Among various types of steroid, we consider dexamethasone a good choice because of its high potency of anti-inflammation. Our first patient was initially treated with 4 mg dexamethasone every 6 h, which led to resolution of encephalopathy and mild improvement of cerebellar symptoms. Based on a prior case report [5], we switched him to large dose of methylprednisone hoping to have more improvement of cerebellar symptoms. Unfortunately, he developed Clostridium difficile colitis, which prompted a rapid steroid taper. The second patient was treated with 12 mg dexamethasone every 6 h and his encephalopathy and cerebellar symptoms improved significantly within 1 week. The rationale for high-dose dexamethasone is based on the experience of treating acute encephalopathy and chemical meningitis stemming from intrathecal cytarabine [13, 14]. Because both our patients eventually developed systemic infection in the setting of significant neutropenia after 9–14 days of steroid use, we recommend 1 week of high-dose steroid use in the treatment of cytarabine-induced acute cerebellar syndrome. In our observation, the benefits from steroid appeared early within 1 week from initiation. Hence, the risk and benefit ratio favors early steroid initiation and rapid tapering or discontinuation after a 1-week use.

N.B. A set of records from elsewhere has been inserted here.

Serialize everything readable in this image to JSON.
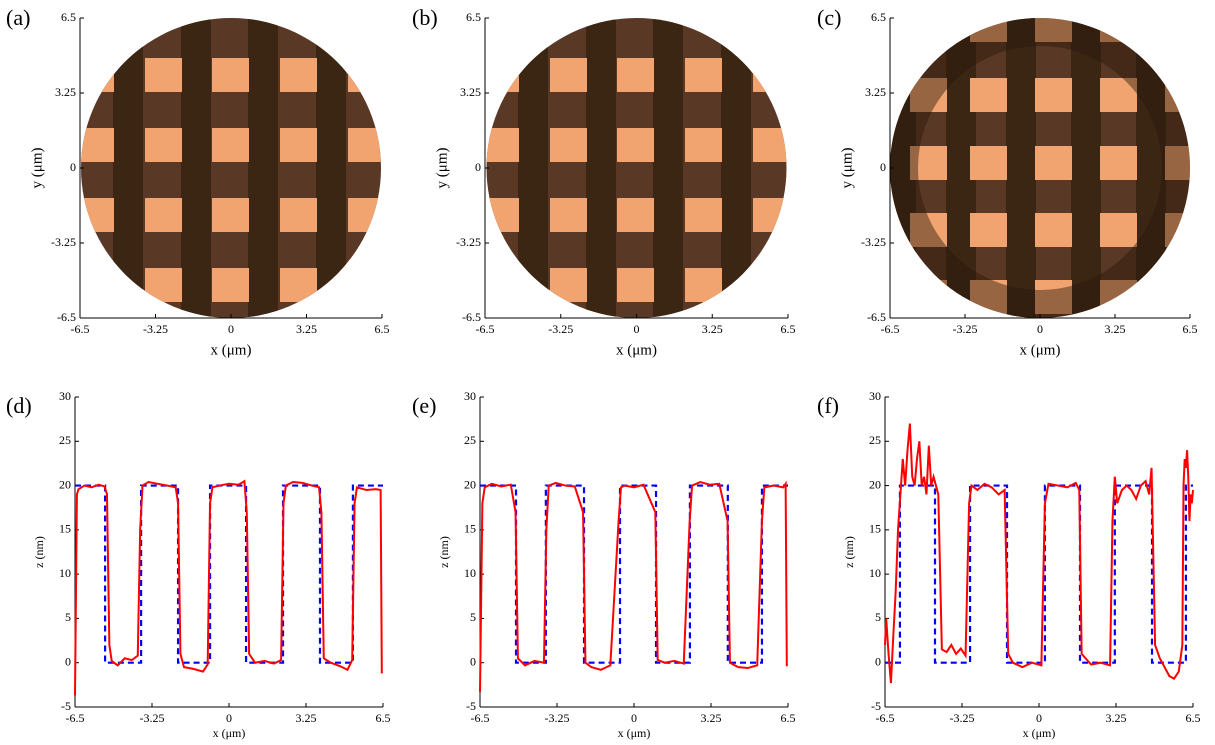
{
  "chart_data": [
    {
      "type": "image",
      "label": "(a)",
      "xlabel": "x (μm)",
      "ylabel": "y (μm)",
      "xlim": [
        -6.5,
        6.5
      ],
      "ylim": [
        -6.5,
        6.5
      ],
      "xticks": [
        -6.5,
        -3.25,
        0,
        3.25,
        6.5
      ],
      "yticks": [
        -6.5,
        -3.25,
        0,
        3.25,
        6.5
      ]
    },
    {
      "type": "image",
      "label": "(b)",
      "xlabel": "x (μm)",
      "ylabel": "y (μm)",
      "xlim": [
        -6.5,
        6.5
      ],
      "ylim": [
        -6.5,
        6.5
      ],
      "xticks": [
        -6.5,
        -3.25,
        0,
        3.25,
        6.5
      ],
      "yticks": [
        -6.5,
        -3.25,
        0,
        3.25,
        6.5
      ]
    },
    {
      "type": "image",
      "label": "(c)",
      "xlabel": "x (μm)",
      "ylabel": "y (μm)",
      "xlim": [
        -6.5,
        6.5
      ],
      "ylim": [
        -6.5,
        6.5
      ],
      "xticks": [
        -6.5,
        -3.25,
        0,
        3.25,
        6.5
      ],
      "yticks": [
        -6.5,
        -3.25,
        0,
        3.25,
        6.5
      ]
    },
    {
      "type": "line",
      "label": "(d)",
      "xlabel": "x (μm)",
      "ylabel": "z (nm)",
      "xlim": [
        -6.5,
        6.5
      ],
      "ylim": [
        -5,
        30
      ],
      "xticks": [
        -6.5,
        -3.25,
        0,
        3.25,
        6.5
      ],
      "yticks": [
        -5,
        0,
        5,
        10,
        15,
        20,
        25,
        30
      ],
      "series": [
        {
          "color": "#0000ff",
          "dashed": true,
          "x": [
            -6.5,
            -5.23,
            -5.23,
            -3.71,
            -3.71,
            -2.15,
            -2.15,
            -0.8,
            -0.8,
            0.72,
            0.72,
            2.28,
            2.28,
            3.84,
            3.84,
            5.23,
            5.23,
            6.5
          ],
          "values": [
            20,
            20,
            0,
            0,
            20,
            20,
            0,
            0,
            20,
            20,
            0,
            0,
            20,
            20,
            0,
            0,
            20,
            20
          ]
        },
        {
          "color": "#ff0000",
          "dashed": false,
          "x": [
            -6.5,
            -6.42,
            -6.35,
            -6.1,
            -5.8,
            -5.5,
            -5.25,
            -5.15,
            -5.05,
            -4.95,
            -4.7,
            -4.4,
            -4.1,
            -3.85,
            -3.75,
            -3.65,
            -3.4,
            -3.0,
            -2.6,
            -2.25,
            -2.15,
            -2.05,
            -1.9,
            -1.5,
            -1.1,
            -0.9,
            -0.8,
            -0.7,
            -0.4,
            0,
            0.4,
            0.65,
            0.75,
            0.85,
            1.1,
            1.5,
            1.9,
            2.2,
            2.3,
            2.4,
            2.7,
            3.1,
            3.5,
            3.8,
            3.9,
            4.0,
            4.3,
            4.7,
            5.0,
            5.2,
            5.3,
            5.4,
            5.8,
            6.2,
            6.4,
            6.45
          ],
          "values": [
            -3.7,
            19,
            19.6,
            20,
            19.8,
            20.1,
            19.9,
            19,
            2,
            0.2,
            -0.3,
            0.5,
            0.3,
            0.8,
            15,
            20,
            20.4,
            20.2,
            20,
            19.8,
            18,
            1,
            -0.5,
            -0.7,
            -1,
            -0.2,
            18,
            19.8,
            20,
            20.2,
            20.1,
            20.5,
            17,
            1,
            0,
            0.2,
            -0.1,
            0.3,
            18,
            20,
            20.4,
            20.3,
            20,
            19.8,
            17,
            0.5,
            0,
            -0.4,
            -0.8,
            0.3,
            18,
            19.8,
            19.5,
            19.6,
            19.5,
            -1.2
          ]
        }
      ]
    },
    {
      "type": "line",
      "label": "(e)",
      "xlabel": "x (μm)",
      "ylabel": "z (nm)",
      "xlim": [
        -6.5,
        6.5
      ],
      "ylim": [
        -5,
        30
      ],
      "xticks": [
        -6.5,
        -3.25,
        0,
        3.25,
        6.5
      ],
      "yticks": [
        -5,
        0,
        5,
        10,
        15,
        20,
        25,
        30
      ],
      "series": [
        {
          "color": "#0000ff",
          "dashed": true,
          "x": [
            -6.5,
            -4.98,
            -4.98,
            -3.72,
            -3.72,
            -2.11,
            -2.11,
            -0.59,
            -0.59,
            0.93,
            0.93,
            2.36,
            2.36,
            3.96,
            3.96,
            5.4,
            5.4,
            6.5
          ],
          "values": [
            20,
            20,
            0,
            0,
            20,
            20,
            0,
            0,
            20,
            20,
            0,
            0,
            20,
            20,
            0,
            0,
            20,
            20
          ]
        },
        {
          "color": "#ff0000",
          "dashed": false,
          "x": [
            -6.5,
            -6.4,
            -6.3,
            -6.0,
            -5.6,
            -5.2,
            -5.0,
            -4.9,
            -4.6,
            -4.2,
            -3.8,
            -3.7,
            -3.6,
            -3.3,
            -2.9,
            -2.5,
            -2.15,
            -2.05,
            -1.8,
            -1.4,
            -1.0,
            -0.65,
            -0.55,
            -0.4,
            0,
            0.4,
            0.9,
            1.0,
            1.3,
            1.7,
            2.1,
            2.35,
            2.45,
            2.8,
            3.2,
            3.6,
            3.95,
            4.05,
            4.4,
            4.8,
            5.2,
            5.4,
            5.5,
            5.9,
            6.3,
            6.4,
            6.45
          ],
          "values": [
            -3.3,
            18,
            19.8,
            20.2,
            19.9,
            20.1,
            17,
            0.5,
            -0.3,
            0.2,
            0,
            15,
            20,
            20.3,
            20,
            19.9,
            17,
            0,
            -0.5,
            -0.8,
            -0.3,
            16,
            19.8,
            20,
            19.8,
            20.1,
            17,
            0.3,
            0,
            0.2,
            -0.1,
            16,
            20,
            20.4,
            20.1,
            20.2,
            16,
            0,
            -0.5,
            -0.6,
            -0.3,
            16,
            19.8,
            20,
            19.8,
            20.2,
            -0.4
          ]
        }
      ]
    },
    {
      "type": "line",
      "label": "(f)",
      "xlabel": "x (μm)",
      "ylabel": "z (nm)",
      "xlim": [
        -6.5,
        6.5
      ],
      "ylim": [
        -5,
        30
      ],
      "xticks": [
        -6.5,
        -3.25,
        0,
        3.25,
        6.5
      ],
      "yticks": [
        -5,
        0,
        5,
        10,
        15,
        20,
        25,
        30
      ],
      "series": [
        {
          "color": "#0000ff",
          "dashed": true,
          "x": [
            -6.5,
            -5.87,
            -5.87,
            -4.39,
            -4.39,
            -2.91,
            -2.91,
            -1.35,
            -1.35,
            0.25,
            0.25,
            1.73,
            1.73,
            3.2,
            3.2,
            4.77,
            4.77,
            6.2,
            6.2,
            6.5
          ],
          "values": [
            0,
            0,
            20,
            20,
            0,
            0,
            20,
            20,
            0,
            0,
            20,
            20,
            0,
            0,
            20,
            20,
            0,
            0,
            20,
            20
          ]
        },
        {
          "color": "#ff0000",
          "dashed": false,
          "x": [
            -6.5,
            -6.45,
            -6.35,
            -6.25,
            -6.15,
            -6.05,
            -5.95,
            -5.85,
            -5.75,
            -5.65,
            -5.55,
            -5.45,
            -5.35,
            -5.25,
            -5.15,
            -5.05,
            -4.95,
            -4.85,
            -4.75,
            -4.65,
            -4.55,
            -4.45,
            -4.35,
            -4.25,
            -4.1,
            -3.9,
            -3.7,
            -3.5,
            -3.3,
            -3.1,
            -2.95,
            -2.85,
            -2.6,
            -2.3,
            -2.0,
            -1.7,
            -1.45,
            -1.3,
            -1.1,
            -0.7,
            -0.3,
            0.1,
            0.25,
            0.4,
            0.8,
            1.2,
            1.55,
            1.7,
            1.8,
            2.2,
            2.6,
            3.0,
            3.1,
            3.2,
            3.3,
            3.5,
            3.7,
            3.9,
            4.1,
            4.3,
            4.5,
            4.65,
            4.75,
            4.9,
            5.1,
            5.3,
            5.5,
            5.7,
            5.9,
            6.05,
            6.1,
            6.15,
            6.2,
            6.25,
            6.3,
            6.35,
            6.4,
            6.45,
            6.5
          ],
          "values": [
            2,
            5,
            1,
            -2.3,
            3,
            8,
            15,
            19,
            23,
            20,
            24,
            27,
            21,
            20,
            23,
            25,
            20,
            21,
            19,
            24.5,
            20,
            21,
            20,
            19,
            1.5,
            1.2,
            2,
            1,
            1.6,
            0.8,
            18,
            20,
            19.5,
            20.2,
            19.8,
            19,
            19.5,
            1,
            0,
            -0.5,
            0,
            -0.3,
            18,
            20.2,
            20,
            19.8,
            20.3,
            19.5,
            1,
            -0.2,
            0,
            -0.3,
            16,
            21,
            18,
            19.5,
            20,
            19.5,
            18.5,
            20,
            20.5,
            19,
            22,
            2,
            0.5,
            -0.5,
            -1.5,
            -1.8,
            -1,
            2,
            20,
            23,
            22,
            24,
            21,
            16,
            19,
            18,
            19.5
          ]
        }
      ]
    }
  ]
}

Neurologic rehabilitation is another treatment component that helps improve neurologic deficits. Even with rehabilitation management, our patients had only achieved partial neurologic recovery; therefore, prevention and early recognition of cytarabine-induced cerebellar toxicity are essential in order to avoid its long-term complications.

Statement of Ethics

The authors have no ethical conflicts to disclose.

Disclosure Statement

The authors declare no conflict of interest.